怀山这才起来,用眼神示意郎俟进来,道:“爹,娘,孩儿在净名山晕倒了,这位郎公子恰巧路过,救了孩儿。”
方盈沐叹了声,道:“让你出门的时候带几个侍卫,总是不听,害得娘日夜担惊受怕。”
怀游枕道:“阿盈,天眼老人的话你还不信吗?莫要担心了。
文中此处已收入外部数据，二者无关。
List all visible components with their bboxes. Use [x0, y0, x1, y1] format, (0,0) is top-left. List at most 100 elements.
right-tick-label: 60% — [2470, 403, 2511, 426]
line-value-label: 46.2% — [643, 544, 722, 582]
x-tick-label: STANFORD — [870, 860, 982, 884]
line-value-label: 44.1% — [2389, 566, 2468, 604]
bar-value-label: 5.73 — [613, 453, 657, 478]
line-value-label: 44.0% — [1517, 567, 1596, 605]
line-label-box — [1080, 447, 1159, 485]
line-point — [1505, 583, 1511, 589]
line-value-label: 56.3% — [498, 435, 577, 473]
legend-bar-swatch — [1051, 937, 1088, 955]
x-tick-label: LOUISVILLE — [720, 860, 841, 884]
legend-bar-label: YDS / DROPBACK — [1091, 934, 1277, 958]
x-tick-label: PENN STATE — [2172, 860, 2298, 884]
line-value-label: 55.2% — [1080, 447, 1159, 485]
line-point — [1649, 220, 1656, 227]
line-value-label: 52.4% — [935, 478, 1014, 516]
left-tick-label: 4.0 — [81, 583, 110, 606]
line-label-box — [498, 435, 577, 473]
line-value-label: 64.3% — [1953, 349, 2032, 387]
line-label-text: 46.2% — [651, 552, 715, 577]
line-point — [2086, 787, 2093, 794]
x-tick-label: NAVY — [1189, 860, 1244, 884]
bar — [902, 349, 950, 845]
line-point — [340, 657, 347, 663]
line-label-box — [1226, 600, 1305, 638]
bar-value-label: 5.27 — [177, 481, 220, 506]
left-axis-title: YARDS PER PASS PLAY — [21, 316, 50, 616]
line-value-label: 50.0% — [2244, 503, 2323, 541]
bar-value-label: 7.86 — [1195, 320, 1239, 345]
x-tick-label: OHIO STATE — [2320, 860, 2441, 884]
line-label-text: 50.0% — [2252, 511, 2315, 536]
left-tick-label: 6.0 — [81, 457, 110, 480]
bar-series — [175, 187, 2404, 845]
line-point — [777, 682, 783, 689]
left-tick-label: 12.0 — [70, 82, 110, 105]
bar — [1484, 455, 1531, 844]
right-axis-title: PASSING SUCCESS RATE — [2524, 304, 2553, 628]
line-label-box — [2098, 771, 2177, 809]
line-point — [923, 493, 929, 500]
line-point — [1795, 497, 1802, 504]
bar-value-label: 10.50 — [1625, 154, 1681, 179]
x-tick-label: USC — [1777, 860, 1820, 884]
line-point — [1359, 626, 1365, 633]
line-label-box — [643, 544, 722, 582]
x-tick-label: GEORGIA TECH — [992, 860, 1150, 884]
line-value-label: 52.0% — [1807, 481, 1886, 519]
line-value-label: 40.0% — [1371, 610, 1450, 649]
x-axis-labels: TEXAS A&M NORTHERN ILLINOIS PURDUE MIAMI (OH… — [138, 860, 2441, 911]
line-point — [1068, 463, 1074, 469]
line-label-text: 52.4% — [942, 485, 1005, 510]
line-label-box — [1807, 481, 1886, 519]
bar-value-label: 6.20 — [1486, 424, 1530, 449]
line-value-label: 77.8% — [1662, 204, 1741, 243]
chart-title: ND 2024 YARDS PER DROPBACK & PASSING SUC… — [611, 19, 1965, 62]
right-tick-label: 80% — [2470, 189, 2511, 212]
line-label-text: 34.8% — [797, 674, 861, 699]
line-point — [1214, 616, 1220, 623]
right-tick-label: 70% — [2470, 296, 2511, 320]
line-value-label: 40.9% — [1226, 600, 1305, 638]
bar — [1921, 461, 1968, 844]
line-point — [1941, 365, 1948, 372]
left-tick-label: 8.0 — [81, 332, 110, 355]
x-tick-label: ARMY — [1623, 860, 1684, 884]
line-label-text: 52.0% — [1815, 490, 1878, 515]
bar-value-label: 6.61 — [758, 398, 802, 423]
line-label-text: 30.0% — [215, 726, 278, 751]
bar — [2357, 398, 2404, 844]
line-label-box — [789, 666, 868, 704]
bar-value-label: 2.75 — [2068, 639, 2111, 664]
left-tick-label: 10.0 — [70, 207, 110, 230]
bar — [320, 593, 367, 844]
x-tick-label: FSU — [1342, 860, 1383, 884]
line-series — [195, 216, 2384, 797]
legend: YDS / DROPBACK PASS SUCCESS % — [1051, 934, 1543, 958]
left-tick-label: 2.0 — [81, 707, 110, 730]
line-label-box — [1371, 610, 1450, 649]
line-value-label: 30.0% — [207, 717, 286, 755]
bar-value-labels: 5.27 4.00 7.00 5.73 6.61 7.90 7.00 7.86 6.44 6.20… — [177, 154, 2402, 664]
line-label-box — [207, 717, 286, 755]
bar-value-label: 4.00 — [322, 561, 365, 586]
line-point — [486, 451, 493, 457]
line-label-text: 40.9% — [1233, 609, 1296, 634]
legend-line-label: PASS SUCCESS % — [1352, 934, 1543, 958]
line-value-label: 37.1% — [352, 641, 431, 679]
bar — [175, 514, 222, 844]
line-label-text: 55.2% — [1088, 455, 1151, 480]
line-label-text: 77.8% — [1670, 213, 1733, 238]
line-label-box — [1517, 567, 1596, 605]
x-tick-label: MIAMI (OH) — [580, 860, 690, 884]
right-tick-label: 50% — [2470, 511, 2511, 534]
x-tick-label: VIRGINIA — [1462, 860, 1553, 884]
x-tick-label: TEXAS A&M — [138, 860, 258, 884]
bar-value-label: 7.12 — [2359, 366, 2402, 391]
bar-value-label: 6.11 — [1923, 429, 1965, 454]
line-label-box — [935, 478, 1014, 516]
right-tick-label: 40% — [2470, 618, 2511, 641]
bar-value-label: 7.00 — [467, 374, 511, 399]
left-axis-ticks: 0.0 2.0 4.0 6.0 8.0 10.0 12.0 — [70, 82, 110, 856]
山儿喜好自由,便让他去吧。”
方盈沐让怀山起来,见到郎俟的时候微微一惊,道:“郎公子救了我家山儿,妾身很是感激,这便命人设宴款待,不知郎公子意下如何?”
郎俟也不客气,道:“如此便多谢怀老爷和夫人了。”
怀游枕道:“山儿,你带郎先生去府里走走,半个时辰后来饭厅用膳。”
怀山知道他们还有事要谈,退下道:“是。”
郎俟跟着怀山出了正厅,道:“怀老爷和怀夫人并不如传言中那般严厉。”
怀山微微挑眉,道:“我爹娘的故事都传到陵江城啦?”
怀游枕和方盈沐并非普通的富贵之家,怀游枕年少成名,入宫为将,曾一举挑下敌方十二名将领。而方盈沐也出生于颇有底蕴的武学世家,与怀游枕只一面之缘,双方便为对方神魂颠倒,非卿不嫁,非卿不娶。怀游枕在而立之年,娶了方盈沐,也离开了庙堂,在盛年之时功成身退,娶妻生子,既是一桩佳事,也是一件传奇。
京城的大小茶馆酒楼,说书人总爱讲怀游枕的故事,故事都被讲腻了,还要讲,添油讲,加醋讲,渐渐地,怀游枕便被形容成有着三头六臂的不苟言笑的冷面将军,而方盈沐便是琴棋书画无一不精,舞刀弄枪也不在话下的奇女子。